* Asian stocks slip after selloff in U.S. tech shares
* Swiss franc choppy as markets digest new measures to curb it
* Market sentiment still fragile, but recovering
By Ian Chua
SYDNEY, Aug 18 (Reuters) - Asian stocks eased on Thursday following a negative lead from U.S. technology shares, while the Swiss franc stayed buoyed after plans to curb the currency disappointed those looking for more drastic action.
The Swiss National Bank said it would expand its liquidity policy but stopped short of introducing a franc exchange rate peg, a topic hotly discussed in markets over the last few days as a way to cool the red-hot currency.
Still, markets are a lot calmer compared with last week, when a crisis of confidence swept through global financial markets after Standard & Poor's cut the United States triple-A credit rating.
The historic downgrade came amid fears of a global recession as both the United States and the euro zone struggled to tackle their sovereign debt problems, all of which remained unresolved.
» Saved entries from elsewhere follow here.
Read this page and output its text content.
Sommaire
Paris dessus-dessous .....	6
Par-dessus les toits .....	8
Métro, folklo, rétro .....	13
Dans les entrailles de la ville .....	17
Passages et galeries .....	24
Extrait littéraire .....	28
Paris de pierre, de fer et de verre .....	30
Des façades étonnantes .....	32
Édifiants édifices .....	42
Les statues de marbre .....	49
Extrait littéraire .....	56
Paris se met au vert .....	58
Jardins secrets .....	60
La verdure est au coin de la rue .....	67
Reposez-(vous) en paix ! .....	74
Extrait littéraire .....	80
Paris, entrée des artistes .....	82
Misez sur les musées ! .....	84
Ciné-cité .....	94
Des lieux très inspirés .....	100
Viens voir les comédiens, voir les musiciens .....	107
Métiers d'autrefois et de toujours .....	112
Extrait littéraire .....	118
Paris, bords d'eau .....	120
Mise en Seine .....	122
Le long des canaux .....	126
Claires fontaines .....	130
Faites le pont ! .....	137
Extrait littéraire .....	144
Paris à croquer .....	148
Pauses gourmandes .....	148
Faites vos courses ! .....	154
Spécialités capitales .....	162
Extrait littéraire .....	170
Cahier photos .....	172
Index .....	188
That saw investors take refuge in safe-havens, sending not just gold but the Swiss franc soaring as well, a move that is forcing the Swiss authorities to take more action.
"The mood has improved over the past week from sheer panic to a more garden-variety uncertainty about the future," said Bricklin Dwyer, economist at BNP Paribas.
With market sentiment still fragile, traders said data due later in the day, including U.S. consumer prices, existing home sales and regional manufacturing data will be closely watched.
Japan's Nikkei stock average slipped 0.35 percent, while stocks elsewhere in Asia as measured by MSCI edged down 0.43 percent.
Australia's S&P/ASX 200 index shed 0.69 percent, although wealth manager AMP jumped after reporting upbeat results.
Australian brewer Foster's crept up 0.6 percent after the company rejected a $10 billion offer from rival SABMiller for a second time.
Meanwhile, gold traded at $1,785 an ounce, holding
not far from a record high around $1,813.79 set last week. U.S.
In the currency market, the dollar traded at 0.7906 Swiss francs , having retreated from a two-week high around 0.8011, while the euro stood at 1.1394 francs , down from Wednesday's peak around 1.1554.
The dollar continued its gradual decline against the yen, slipping to 76.60 yen , well off a high above 80.00 set earlier this month after Japanese authorities intervened to weaken the yen.
Japanese Finance Minister Yoshihiko Noda said on Thursday he will closely watch market moves, when asked by reporters about the yen's strengthening against the dollar overnight.
"The Bank of Japan is caught between a rock and a hard place," said Jessica Hoversen, FX analyst at MF Global in New York. "Intervention did not work earlier this month, but investors also do not want to be caught on the wrong side."